"Amici are historians of the United States, whose research focuses on the lives of women. This brief, based on decades of study and research by amici, aims to provide accurate historical perspective on laws claiming to protect women. From their vantage point as historians, amici wish to point out the constraints on women’s liberty and equality in laws that purport to protect women, by sketching the long history of such laws and showing that intentions to protect had the effect of restricting women’s choices and undermining their dignity as full citizens."- via the Brief (PDF) submitted by historians in Whole Women's Health v. Hellerstedt, contesting a Texas law designed to shut down most health clinics that provide abortion services in the state.

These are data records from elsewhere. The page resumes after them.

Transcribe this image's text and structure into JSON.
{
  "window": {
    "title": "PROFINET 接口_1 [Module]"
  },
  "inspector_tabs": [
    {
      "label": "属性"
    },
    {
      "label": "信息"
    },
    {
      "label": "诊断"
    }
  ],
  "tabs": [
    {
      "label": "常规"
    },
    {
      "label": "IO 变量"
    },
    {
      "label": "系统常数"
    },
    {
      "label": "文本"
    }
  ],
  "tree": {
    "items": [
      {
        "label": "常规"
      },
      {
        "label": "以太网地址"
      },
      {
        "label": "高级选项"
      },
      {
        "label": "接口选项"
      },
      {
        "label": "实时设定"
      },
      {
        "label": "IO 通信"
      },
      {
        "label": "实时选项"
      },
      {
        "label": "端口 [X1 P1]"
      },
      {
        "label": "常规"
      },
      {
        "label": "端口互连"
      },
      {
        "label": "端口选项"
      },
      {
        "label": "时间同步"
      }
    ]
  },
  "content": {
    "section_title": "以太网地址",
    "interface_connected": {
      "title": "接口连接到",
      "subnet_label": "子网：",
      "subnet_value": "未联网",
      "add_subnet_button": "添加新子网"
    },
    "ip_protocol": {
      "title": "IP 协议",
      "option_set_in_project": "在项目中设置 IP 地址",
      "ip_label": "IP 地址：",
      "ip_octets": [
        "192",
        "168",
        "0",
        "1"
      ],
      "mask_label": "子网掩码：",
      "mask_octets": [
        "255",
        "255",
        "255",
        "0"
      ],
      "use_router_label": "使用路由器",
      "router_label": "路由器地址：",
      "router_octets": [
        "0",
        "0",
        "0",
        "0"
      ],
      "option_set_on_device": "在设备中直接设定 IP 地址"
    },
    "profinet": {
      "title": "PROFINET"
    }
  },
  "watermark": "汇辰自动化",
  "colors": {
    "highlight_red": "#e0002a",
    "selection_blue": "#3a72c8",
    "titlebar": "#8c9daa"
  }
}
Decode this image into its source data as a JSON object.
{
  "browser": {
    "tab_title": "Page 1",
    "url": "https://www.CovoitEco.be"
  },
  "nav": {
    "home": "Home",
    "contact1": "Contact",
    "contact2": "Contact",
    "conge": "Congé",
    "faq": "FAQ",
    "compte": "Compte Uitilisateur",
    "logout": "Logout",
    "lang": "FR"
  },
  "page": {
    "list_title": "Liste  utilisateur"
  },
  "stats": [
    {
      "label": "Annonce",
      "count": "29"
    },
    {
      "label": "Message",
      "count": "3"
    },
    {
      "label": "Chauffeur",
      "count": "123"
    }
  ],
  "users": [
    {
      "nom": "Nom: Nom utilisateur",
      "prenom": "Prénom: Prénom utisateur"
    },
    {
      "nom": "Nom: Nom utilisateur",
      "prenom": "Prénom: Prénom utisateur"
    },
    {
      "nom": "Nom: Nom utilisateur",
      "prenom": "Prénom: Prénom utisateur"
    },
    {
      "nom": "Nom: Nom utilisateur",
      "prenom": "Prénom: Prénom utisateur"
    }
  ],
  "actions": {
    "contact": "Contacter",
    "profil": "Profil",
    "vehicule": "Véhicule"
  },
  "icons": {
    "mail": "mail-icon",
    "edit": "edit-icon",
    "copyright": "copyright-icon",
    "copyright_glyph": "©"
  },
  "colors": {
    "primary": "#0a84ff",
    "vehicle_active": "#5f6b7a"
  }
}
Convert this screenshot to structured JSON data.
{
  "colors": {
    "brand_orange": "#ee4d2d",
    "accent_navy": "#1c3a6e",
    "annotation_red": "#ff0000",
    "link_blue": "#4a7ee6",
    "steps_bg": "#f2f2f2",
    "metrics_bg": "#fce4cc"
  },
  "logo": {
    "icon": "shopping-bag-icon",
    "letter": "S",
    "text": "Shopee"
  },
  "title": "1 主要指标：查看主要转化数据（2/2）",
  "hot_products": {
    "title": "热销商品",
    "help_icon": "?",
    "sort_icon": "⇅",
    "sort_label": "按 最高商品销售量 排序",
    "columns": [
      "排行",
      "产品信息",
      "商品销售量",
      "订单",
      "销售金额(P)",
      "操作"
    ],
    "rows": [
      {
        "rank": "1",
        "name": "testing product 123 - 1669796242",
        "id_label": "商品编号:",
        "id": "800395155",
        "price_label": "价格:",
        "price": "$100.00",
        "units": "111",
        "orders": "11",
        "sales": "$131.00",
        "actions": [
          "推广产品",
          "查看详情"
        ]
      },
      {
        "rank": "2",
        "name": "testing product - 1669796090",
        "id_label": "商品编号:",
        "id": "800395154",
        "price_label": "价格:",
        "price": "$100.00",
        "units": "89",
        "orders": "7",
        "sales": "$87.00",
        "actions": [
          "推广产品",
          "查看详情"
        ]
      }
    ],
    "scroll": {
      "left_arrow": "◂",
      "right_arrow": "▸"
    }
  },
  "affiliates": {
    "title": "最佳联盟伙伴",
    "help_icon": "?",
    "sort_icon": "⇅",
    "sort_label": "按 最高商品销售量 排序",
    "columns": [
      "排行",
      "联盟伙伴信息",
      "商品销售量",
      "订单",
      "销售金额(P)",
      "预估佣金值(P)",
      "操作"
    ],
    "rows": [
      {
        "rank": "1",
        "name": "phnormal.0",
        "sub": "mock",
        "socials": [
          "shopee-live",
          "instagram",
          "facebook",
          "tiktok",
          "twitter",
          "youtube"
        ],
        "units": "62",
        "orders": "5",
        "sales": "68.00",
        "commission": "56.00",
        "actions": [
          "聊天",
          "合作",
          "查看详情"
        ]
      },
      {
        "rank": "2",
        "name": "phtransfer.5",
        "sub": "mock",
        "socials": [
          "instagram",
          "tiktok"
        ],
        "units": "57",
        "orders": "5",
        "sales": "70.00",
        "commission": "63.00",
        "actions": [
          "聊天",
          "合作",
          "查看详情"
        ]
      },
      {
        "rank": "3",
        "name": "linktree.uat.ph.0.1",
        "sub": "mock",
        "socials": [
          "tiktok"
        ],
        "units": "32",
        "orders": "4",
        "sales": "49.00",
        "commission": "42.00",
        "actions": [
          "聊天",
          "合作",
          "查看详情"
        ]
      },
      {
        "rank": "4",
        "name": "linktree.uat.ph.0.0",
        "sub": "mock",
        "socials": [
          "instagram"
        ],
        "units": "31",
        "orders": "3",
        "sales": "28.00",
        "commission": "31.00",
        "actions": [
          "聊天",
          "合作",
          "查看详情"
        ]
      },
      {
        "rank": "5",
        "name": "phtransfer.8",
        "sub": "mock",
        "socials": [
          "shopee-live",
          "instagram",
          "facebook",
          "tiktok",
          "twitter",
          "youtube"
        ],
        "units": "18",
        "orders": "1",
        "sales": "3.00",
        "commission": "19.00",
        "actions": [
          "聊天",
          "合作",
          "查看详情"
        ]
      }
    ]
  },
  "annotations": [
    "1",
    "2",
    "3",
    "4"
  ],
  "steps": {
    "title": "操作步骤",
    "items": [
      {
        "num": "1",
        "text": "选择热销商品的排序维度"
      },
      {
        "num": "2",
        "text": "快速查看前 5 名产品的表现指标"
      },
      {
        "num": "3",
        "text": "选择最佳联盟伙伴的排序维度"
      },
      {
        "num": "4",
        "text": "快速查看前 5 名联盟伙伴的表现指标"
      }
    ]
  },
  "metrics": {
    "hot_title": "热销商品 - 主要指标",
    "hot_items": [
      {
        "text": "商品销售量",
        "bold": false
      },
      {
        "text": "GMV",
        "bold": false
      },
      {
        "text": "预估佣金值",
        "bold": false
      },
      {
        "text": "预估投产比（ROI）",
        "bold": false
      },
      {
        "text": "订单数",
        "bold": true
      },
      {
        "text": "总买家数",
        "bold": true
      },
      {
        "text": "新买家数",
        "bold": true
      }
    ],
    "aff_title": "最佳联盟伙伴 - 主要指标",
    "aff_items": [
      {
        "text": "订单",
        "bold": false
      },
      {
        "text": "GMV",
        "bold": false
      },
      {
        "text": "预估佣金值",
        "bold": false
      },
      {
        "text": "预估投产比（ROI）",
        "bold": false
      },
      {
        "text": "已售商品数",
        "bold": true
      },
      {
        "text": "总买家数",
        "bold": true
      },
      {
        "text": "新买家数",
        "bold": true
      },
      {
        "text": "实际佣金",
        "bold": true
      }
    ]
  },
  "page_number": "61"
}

If you have time to read it all, it's a worthwhile account of the US legal system's history of paternalistic "benevolent sexism" toward women. Examples cited include coverture, by which a woman's legal identity was incorporated into her husband's, and women's exclusion from political and occupational spheres.... for their own benefit.
Such laws often relied on arguments that stated, in various ways, that women (weak, dependent, intellectually incompetent) were as a class "opposite" of men (strong, autonomous, intellectually competent). This framing of the genders was taken, as it is still often is, as a commonsense truth that barely required proof.
Similarly, the Texas law at issue in the above case purports to protect the health and welfare of women seeking abortions in the state, and recounting the history of such paternalism, the brief ultimately argues that such laws ought to be carefully scrutinized "to assess whether its ostensibly protective function actually serves to deny liberty and equal citizenship to women."